Multiple models were linked together to determine which genetic pathways and transcription factors might play a role in photosynthesis, according to one of the study’s authors, Amy Marshall-Colon (Department of Plant Biology). “These models offer us a way to see what’s going on in the plant at multiple levels, from individual genes all the way up to organs. By performing in silico experiments on virtual plants we save time and resources by choosing the best candidates for our molecular and field studies.”

In this study, researchers used the models to determine what was happening at the genetic level of soybean during photosynthesis, an agricultural staple across many parts of the world. “We were looking for a gene or group of genes that could help us overcome metabolic limitations in soybean, so that these crops are better suited for future climates,” said Marshall-Colon, whose work on gene network analysis identified candidate genes for the models to evaluate.

What they found was that overexpression of the transcription factor gene Gm-GATA2 may overcome limitations to carbon assimilation at elevated CO2, a phenomenon known as photosynthetic acclimation. Gm-GATA2 is predicted to down-regulate Rubisco biosynthesis and up-regulate ribulose-1,5-bisphosphate (RuBP) regeneration.

Multi-scale models are crucial for scientists studying the many complicated relationships at work during photosynthesis. While single-scale models can describe one biological process or phenomenon through specific and targeted study, many times other factors are not included in the analysis, which could limit the predictive power of the models. Linking together single-scale models into multi-scale combinations improves the ‘real-world’ implications of the results, and could lead to a better understanding of how many of these systems behave.

In this case, the combination of multiple models resulted in a method by which potential genes could be identified, their activity up-regulated or down-regulated in one model, and the data then run through other models. These subsequent models showed how changes in expression of various genes would result in different phenotypes, some of which were better equipped for a future of increased atmospheric carbon dioxide.

“We’re using computational models to predict things that are called ideotypes, or ideal crops, that would perform well under challenging environments,” Marshall-Colon said. As the principal investigator of the Crops in silico project on campus, her work aims to use models to combat food scarcity in the future.

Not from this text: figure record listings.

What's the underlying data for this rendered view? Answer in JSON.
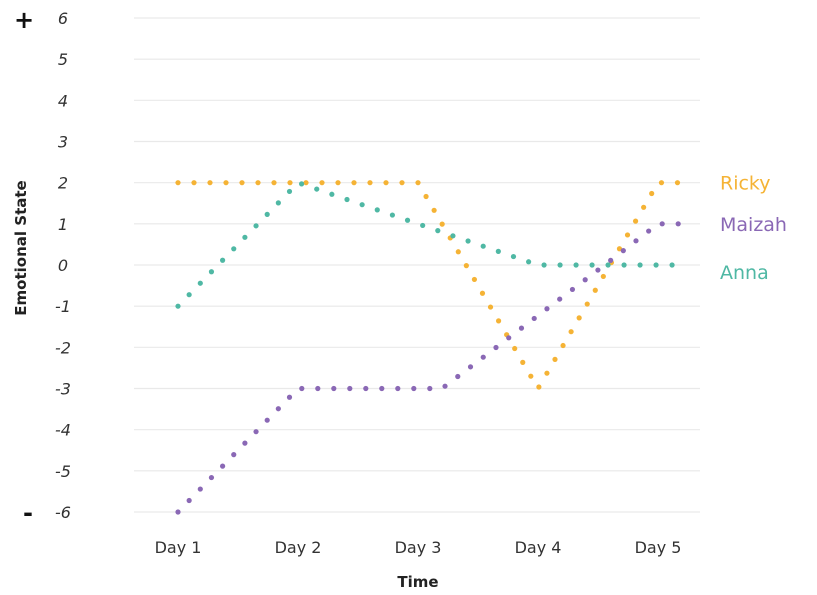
{
  "chart_data": {
    "type": "line",
    "title": "",
    "xlabel": "Time",
    "ylabel": "Emotional State",
    "ylim": [
      -6,
      6
    ],
    "yticks": [
      6,
      5,
      4,
      3,
      2,
      1,
      0,
      -1,
      -2,
      -3,
      -4,
      -5,
      -6
    ],
    "categories": [
      "Day 1",
      "Day 2",
      "Day 3",
      "Day 4",
      "Day 5"
    ],
    "scale_signs": {
      "top": "+",
      "bottom": "-"
    },
    "grid": true,
    "line_style": "dotted",
    "legend": "end-of-line labels",
    "series": [
      {
        "name": "Ricky",
        "color": "#F5B335",
        "points": [
          [
            1,
            2
          ],
          [
            3,
            2
          ],
          [
            4,
            -3
          ],
          [
            5,
            2
          ],
          [
            5.25,
            2
          ]
        ]
      },
      {
        "name": "Maizah",
        "color": "#8A68B5",
        "points": [
          [
            1,
            -6
          ],
          [
            2,
            -3
          ],
          [
            3.2,
            -3
          ],
          [
            4.6,
            0.1
          ],
          [
            5,
            1
          ],
          [
            5.25,
            1
          ]
        ]
      },
      {
        "name": "Anna",
        "color": "#4FB8A4",
        "points": [
          [
            1,
            -1
          ],
          [
            2,
            2
          ],
          [
            3,
            1
          ],
          [
            4,
            0
          ],
          [
            5.25,
            0
          ]
        ]
      }
    ]
  }
}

“As we are experiencing climate change, we are going to have a decrease in our staple crop yields and an increase in our human population; there’s a disconnect. We’re approaching a food security crisis,” she said. “These models help us to identify the genes that we’re looking for and what they might do, so when we move towards field trials, we can conserve time and resources and only spend them on our best options.”

The Crops in silico Project at the University of Illinois brings together researchers from institutions around the world to create, develop and integrate computer models to help identify and test characteristics of crop species that help them thrive in varying environments. “Mathematical modeling approaches have already identified opportunities that resulted in successful field trials by optimizing single processes like photosynthesis or single organs like root architecture,” Marshall-Colon said. “By combining and growing our models to scale up our work to whole plants and fields, we can move years ahead in optimizing plants for different growing conditions.”

Earlier this year, Crops in silico hosted its fifth annual Hack-a-thon, which brought together researchers from partnering institutions to share ideas, create research partnerships, and gauge the success of the project thus far. “One of the ideas that we’ve come up with is to start a journal specifically dedicated to the publication of these models scientists are developing,” said Marshall-Colon. “It will help our research community to better organize our work, centralize our findings, and recognize our accomplishments and their impact.”

The article, titled Combining gene network, metabolic and leaf-level models shows means to future-proof soybean photosynthesis under rising CO2, was published in in silico Plants and is available online.